Le ministre de l’Environnement, de l’Eau et de la Pêche Abdelkerim Sidick Haggar est, quant à lui, revenu brièvement sur la description des formes et des modes opératoires du phénomène de braconnage au Tchad. D’après le chef du département de l’Environnement, les braconniers et autres bandes criminelles liées au trafic illégal des espèces sauvages opèrent sur le terrain, suivant deux grandes modalités. Dans le premier cas, précise-t-il, ceux-ci arrivent en caravane à dos de chevaux, d’ânes et de chameaux, les deux derniers animaux leur servant de bêtes de somme pour le transport. Ces braconniers font usage d’armements lourds de type AK47, RPG7, A52, entre autres. Souvent, leurs points d’entrée et de passages sont bien connus. Ils opèrent généralement en saison sèche, dans la période comprise entre la fin du mois d’octobre et celle du mois de mai de chaque année. Le deuxième mode opératoire consiste en l’utilisation des pirogues sur les confluents des fleuves et des rivières, le long des frontières avec les pays voisins. A l’inverse des premiers, ils opèrent en saison des pluies. Ils sont eux aussi lourdement armés. Abdelkerim Sidick Haggar a enfin pointé du doigt la complicité qui règne entre certains groupes d’éleveurs transhumants et les braconniers. Aussi, a-t-il souligné, la disproportion qui existe dans le rapport des forces sur le terrain entre ces braconniers qui sont de véritables guerriers et les patrouilles traditionnelles des agents des Eaux et forêts, faiblement armés et ne pouvant résister pendant longtemps en cas d’affrontement.

La nécessité de mutualiser les actions

Parlant des menaces que représentent ces braconniers et autres groupes armés circulant entre le Sahel, le Soudan et le nord de l’Afrique équatoriale sur les aires protégées et les populations riveraines, le ministre d’Etat, ministre secrétaire général de la présidence de la République Kalzeube Pahimi Deubet, a indiqué que celles-ci constituent une réelle source de préoccupations. Il est évident, poursuit-il, que les richesses fauniques et floristiques qui sont des vecteurs de développement, s’amenuisent au fil des ans sous l’action destructrice des groupes de criminels. Aujourd’hui, relève le ministre d’Etat, l’ampleur du braconnage exige des actions fortes et énergiques. « Nous avons l’obligation de concilier la défense et la sécurité de nos institutions avec la nécessité de préserver notre environnement et nos ressources naturelles au bénéfice des générations présentes et futures », conclut-il.

Renforcer la coopération

Une vue partielle des participants / Ph. Bachir / ATPE

Un communiqué final dit « Déclaration de N’Djaména » et la feuille de route sur la lutte contre le braconnage et autres activités criminelles transfrontalières ont sanctionné les travaux des experts ainsi que ceux des ministres. Dans cette déclaration, il est décidé, entre autres de l’opérationnalisation des accords relatifs à la lutte anti braconnage et  la gestion concertée des aires protégées et des couloirs transfrontaliers ; l’organisation d’une concertation  pour l’évaluation des services de conservation actuelle des Etats parties aux accords impliqués dans la lutte anti braconnage afin de prendre des mesures pour combler leurs lacunes opérationnelles notamment en termes de renseignement et de réponse appropriée des unités spéciales de lutte anti braconnage.
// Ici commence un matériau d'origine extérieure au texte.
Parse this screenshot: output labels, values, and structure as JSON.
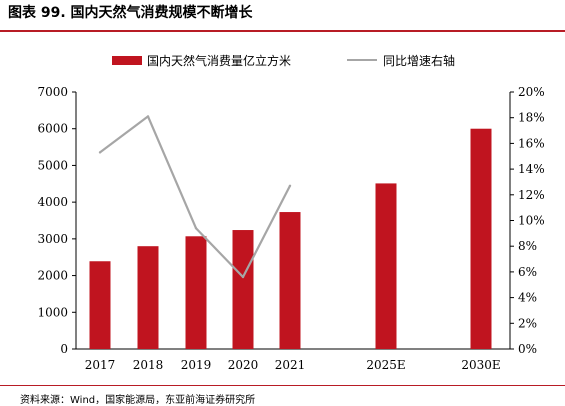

En marge de cette conférence, il y a eu la signature d’une déclaration d’intention relative au développement durable et à la protection de l’environnement entre le gouvernement du Tchad représenté par le ministre de l’Environnement, de l’Eau et de la Pêche, Abdelkerim Sidick Haggar et l’Office national de la chasse et de la faune sauvage,  par l’ambassadeur délégué à l’Environnement Yann Wehrling pour le côté français. Juste après cette signature, un échantillon de matériel constitué d’une caméra sophistiquée a été remis par l’office national de la chasse et de la faune sauvage de la France au commandement de la garde forestière et faunique pour permettre aux agents de bien mener leur mission de surveillance.